2.Progesterone therapy for hypothalamic amenorrhea:

a.Medroxyprogesterone acetate (Provera, Cycrin) 10 mg for 10 days each month.

b.Low-dose oral contraceptive pills.

c.Clomiphene citrate for women desiring pregnancy.

d.Hormone therapy (HT) for perimenopausal women.

Follow-Up

A.Reproductive age: The patient should return after 6 months of treatment with progesterone or oral contraceptive pills. Discontinue the hormones and assess for return of normal periods. If this does not occur, reinstitute progesterone or oral contraceptive therapy.

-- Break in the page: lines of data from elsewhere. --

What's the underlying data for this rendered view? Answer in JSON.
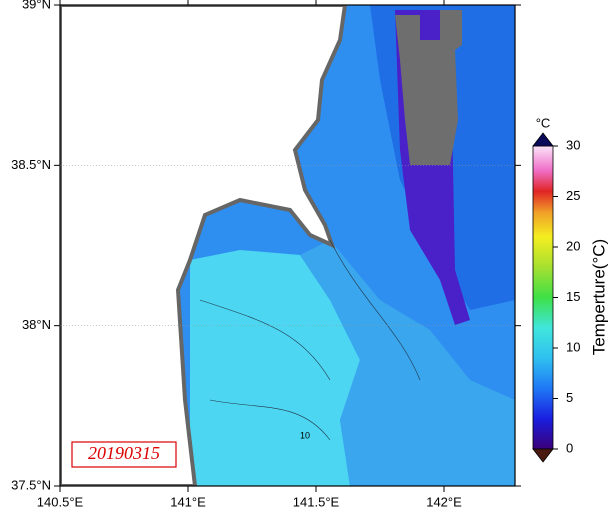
{
  "map": {
    "lon_ticks": [
      {
        "value": 140.5,
        "label": "140.5°E"
      },
      {
        "value": 141,
        "label": "141°E"
      },
      {
        "value": 141.5,
        "label": "141.5°E"
      },
      {
        "value": 142,
        "label": "142°E"
      }
    ],
    "lat_ticks": [
      {
        "value": 39,
        "label": "39°N"
      },
      {
        "value": 38.5,
        "label": "38.5°N"
      },
      {
        "value": 38,
        "label": "38°N"
      },
      {
        "value": 37.5,
        "label": "37.5°N"
      }
    ],
    "date": "20190315",
    "contour_label": "10"
  },
  "colorbar": {
    "unit": "°C",
    "title": "Temperture(°C)",
    "range": [
      0,
      30
    ],
    "ticks": [
      0,
      5,
      10,
      15,
      20,
      25,
      30
    ]
  }
}
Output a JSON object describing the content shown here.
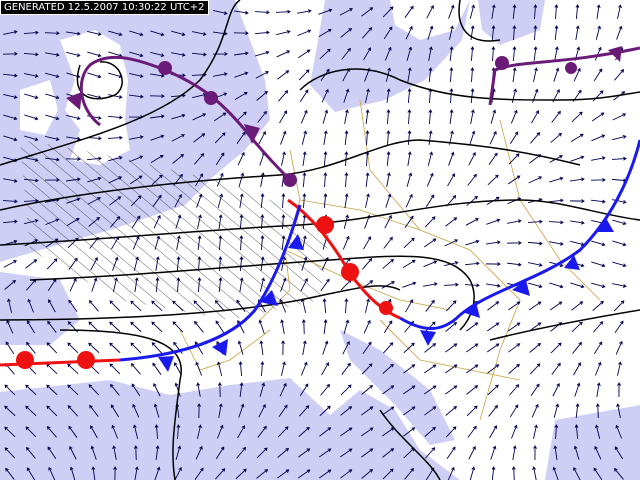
{
  "header": {
    "generated": "GENERATED 12.5.2007 10:30:22 UTC+2"
  }
}
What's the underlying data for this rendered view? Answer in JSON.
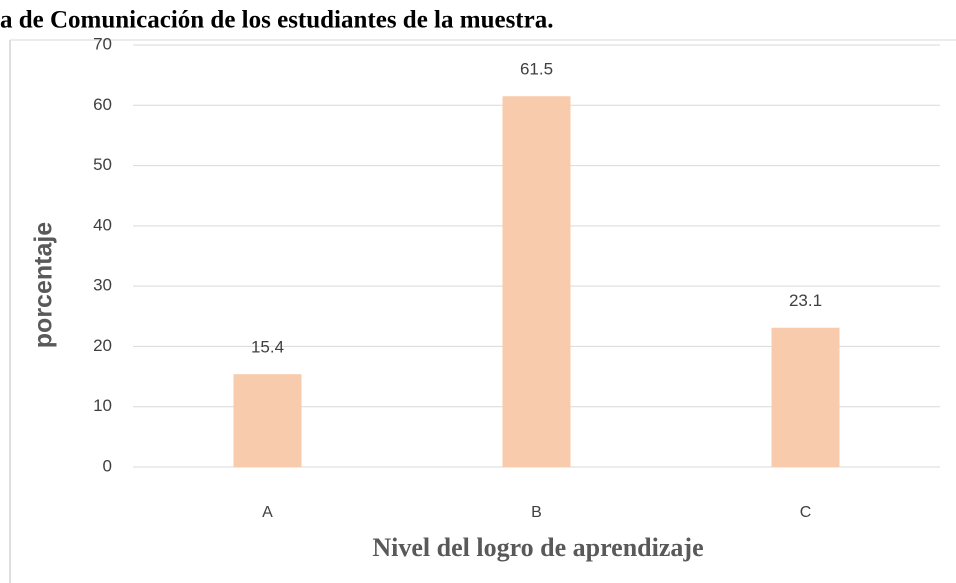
{
  "chart_data": {
    "type": "bar",
    "title": "a de Comunicación de los estudiantes de la muestra.",
    "xlabel": "Nivel del logro de aprendizaje",
    "ylabel": "porcentaje",
    "categories": [
      "A",
      "B",
      "C"
    ],
    "values": [
      15.4,
      61.5,
      23.1
    ],
    "color": "#f8cbad",
    "ylim": [
      0,
      70
    ],
    "yticks": [
      0,
      10,
      20,
      30,
      40,
      50,
      60,
      70
    ],
    "grid": true
  }
}
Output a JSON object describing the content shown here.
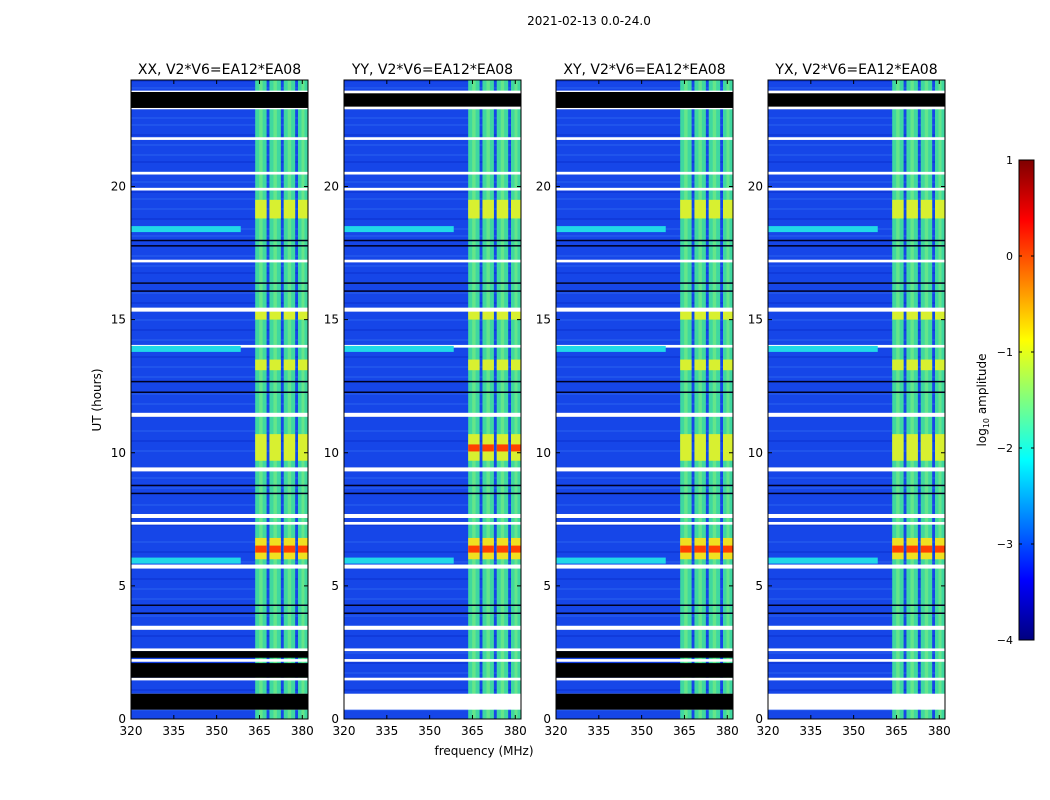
{
  "chart_data": {
    "type": "heatmap",
    "title": "2021-02-13 0.0-24.0",
    "xlabel": "frequency (MHz)",
    "ylabel": "UT (hours)",
    "xlim": [
      320,
      382
    ],
    "ylim": [
      0,
      24
    ],
    "xticks": [
      320,
      335,
      350,
      365,
      380
    ],
    "xtick_labels": [
      "320",
      "335",
      "350",
      "365",
      "380"
    ],
    "yticks": [
      0,
      5,
      10,
      15,
      20
    ],
    "ytick_labels": [
      "0",
      "5",
      "10",
      "15",
      "20"
    ],
    "panels": [
      {
        "title": "XX, V2*V6=EA12*EA08"
      },
      {
        "title": "YY, V2*V6=EA12*EA08"
      },
      {
        "title": "XY, V2*V6=EA12*EA08"
      },
      {
        "title": "YX, V2*V6=EA12*EA08"
      }
    ],
    "colorbar": {
      "label": "log$_{10}$ amplitude",
      "label_main": "log",
      "label_sub": "10",
      "label_rest": " amplitude",
      "colormap": "jet",
      "range": [
        -4,
        1
      ],
      "ticks": [
        -4,
        -3,
        -2,
        -1,
        0,
        1
      ],
      "tick_labels": [
        "−4",
        "−3",
        "−2",
        "−1",
        "0",
        "1"
      ]
    },
    "rfi_band_mhz": [
      [
        363.5,
        367.5
      ],
      [
        368.5,
        372.5
      ],
      [
        373.5,
        377.5
      ],
      [
        378.5,
        382.0
      ]
    ],
    "flagged_intervals_ut": [
      [
        0.35,
        0.95
      ],
      [
        1.45,
        1.55
      ],
      [
        2.15,
        2.25
      ],
      [
        2.55,
        2.65
      ],
      [
        3.35,
        3.5
      ],
      [
        5.65,
        5.8
      ],
      [
        7.3,
        7.4
      ],
      [
        7.55,
        7.7
      ],
      [
        9.3,
        9.45
      ],
      [
        11.35,
        11.5
      ],
      [
        13.95,
        14.05
      ],
      [
        15.3,
        15.45
      ],
      [
        17.15,
        17.25
      ],
      [
        19.85,
        19.95
      ],
      [
        20.45,
        20.55
      ],
      [
        21.75,
        21.85
      ],
      [
        22.9,
        23.6
      ]
    ],
    "bright_intervals_ut": [
      [
        6.0,
        6.8
      ],
      [
        9.7,
        10.7
      ],
      [
        15.0,
        15.4
      ],
      [
        18.8,
        19.5
      ],
      [
        13.1,
        13.5
      ]
    ]
  }
}
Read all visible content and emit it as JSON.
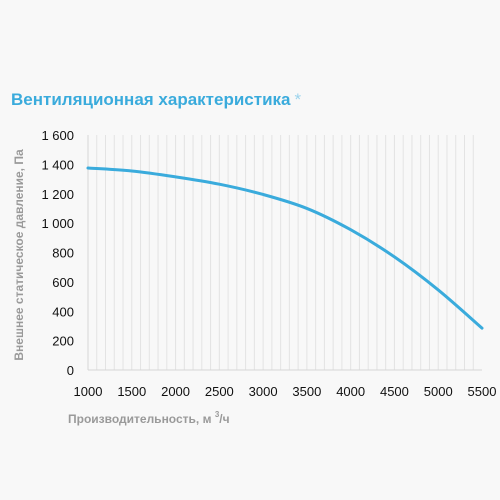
{
  "header": {
    "title": "Вентиляционная характеристика",
    "title_marker": "*"
  },
  "colors": {
    "curve": "#3aabdc",
    "title": "#3aabdc",
    "grid": "#e3e3e3",
    "axis_title": "#9a9a9a"
  },
  "chart_data": {
    "type": "line",
    "title": "Вентиляционная характеристика",
    "xlabel": "Производительность, м³/ч",
    "ylabel": "Внешнее статическое давление, Па",
    "xlim": [
      1000,
      5500
    ],
    "ylim": [
      0,
      1600
    ],
    "x_ticks": [
      1000,
      1500,
      2000,
      2500,
      3000,
      3500,
      4000,
      4500,
      5000,
      5500
    ],
    "x_tick_labels": [
      "1000",
      "1500",
      "2000",
      "2500",
      "3000",
      "3500",
      "4000",
      "4500",
      "5000",
      "5500"
    ],
    "y_ticks": [
      0,
      200,
      400,
      600,
      800,
      1000,
      1200,
      1400,
      1600
    ],
    "y_tick_labels": [
      "0",
      "200",
      "400",
      "600",
      "800",
      "1 000",
      "1 200",
      "1 400",
      "1 600"
    ],
    "grid": "vertical",
    "legend": "none",
    "series": [
      {
        "x": [
          1000,
          1500,
          2000,
          2500,
          3000,
          3500,
          4000,
          4500,
          5000,
          5500
        ],
        "y": [
          1375,
          1355,
          1315,
          1265,
          1195,
          1100,
          955,
          770,
          545,
          285
        ]
      }
    ]
  }
}
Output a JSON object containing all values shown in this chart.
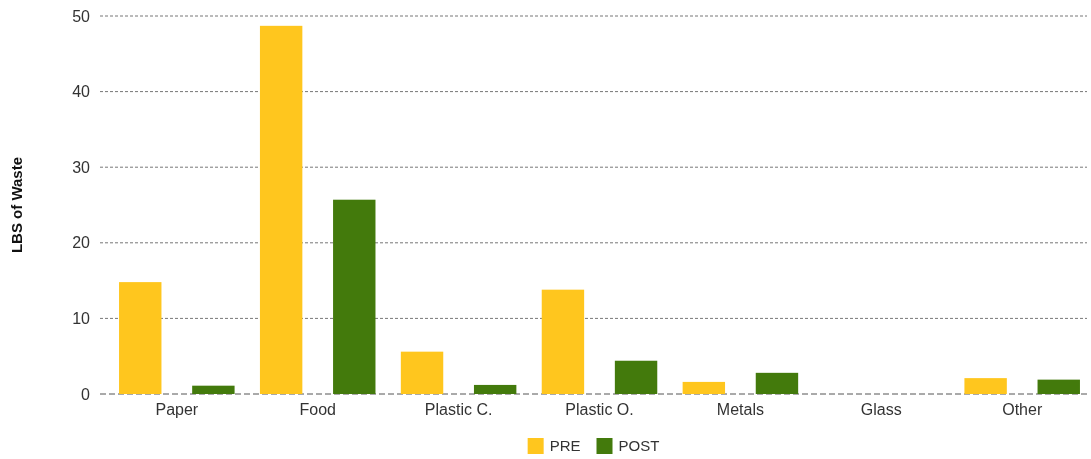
{
  "chart_data": {
    "type": "bar",
    "ylabel": "LBS of Waste",
    "categories": [
      "Paper",
      "Food",
      "Plastic C.",
      "Plastic O.",
      "Metals",
      "Glass",
      "Other"
    ],
    "series": [
      {
        "name": "PRE",
        "color": "#ffc61e",
        "values": [
          14.8,
          48.7,
          5.6,
          13.8,
          1.6,
          0,
          2.1
        ]
      },
      {
        "name": "POST",
        "color": "#437a0c",
        "values": [
          1.1,
          25.7,
          1.2,
          4.4,
          2.8,
          0,
          1.9
        ]
      }
    ],
    "ylim": [
      0,
      50
    ],
    "yticks": [
      0,
      10,
      20,
      30,
      40,
      50
    ],
    "grid": "y",
    "legend": "bottom"
  }
}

B.Perimenopausal: Maintain hormonal therapy. The patient should return annually for evaluation.

Consultation/Referral

A.Refer the patient to a physician if there is no withdrawal bleeding from progesterone challenge. The problem is either with the outflow track, which is rare, or with the ovarian production of estrogen or hypothalamic production of gonadotropins. This is usually beyond the scope of the nurse practitioner.

B.Refer the patient to a physician if her prolactin level is elevated (>20 mg/mL) for further workup to rule out pituitary adenoma.

C.If the most likely cause of amenorrhea is an eating disorder or high stress levels, referral for psychological support and cognitive behavioral therapy (CBT) should be considered.

Individual Considerations

A.Older adults: Irregular menses and amenorrhea are common during perimenopause. Provide anticipatory guidance and instructions regarding the need for contraceptive use until menopause is confirmed.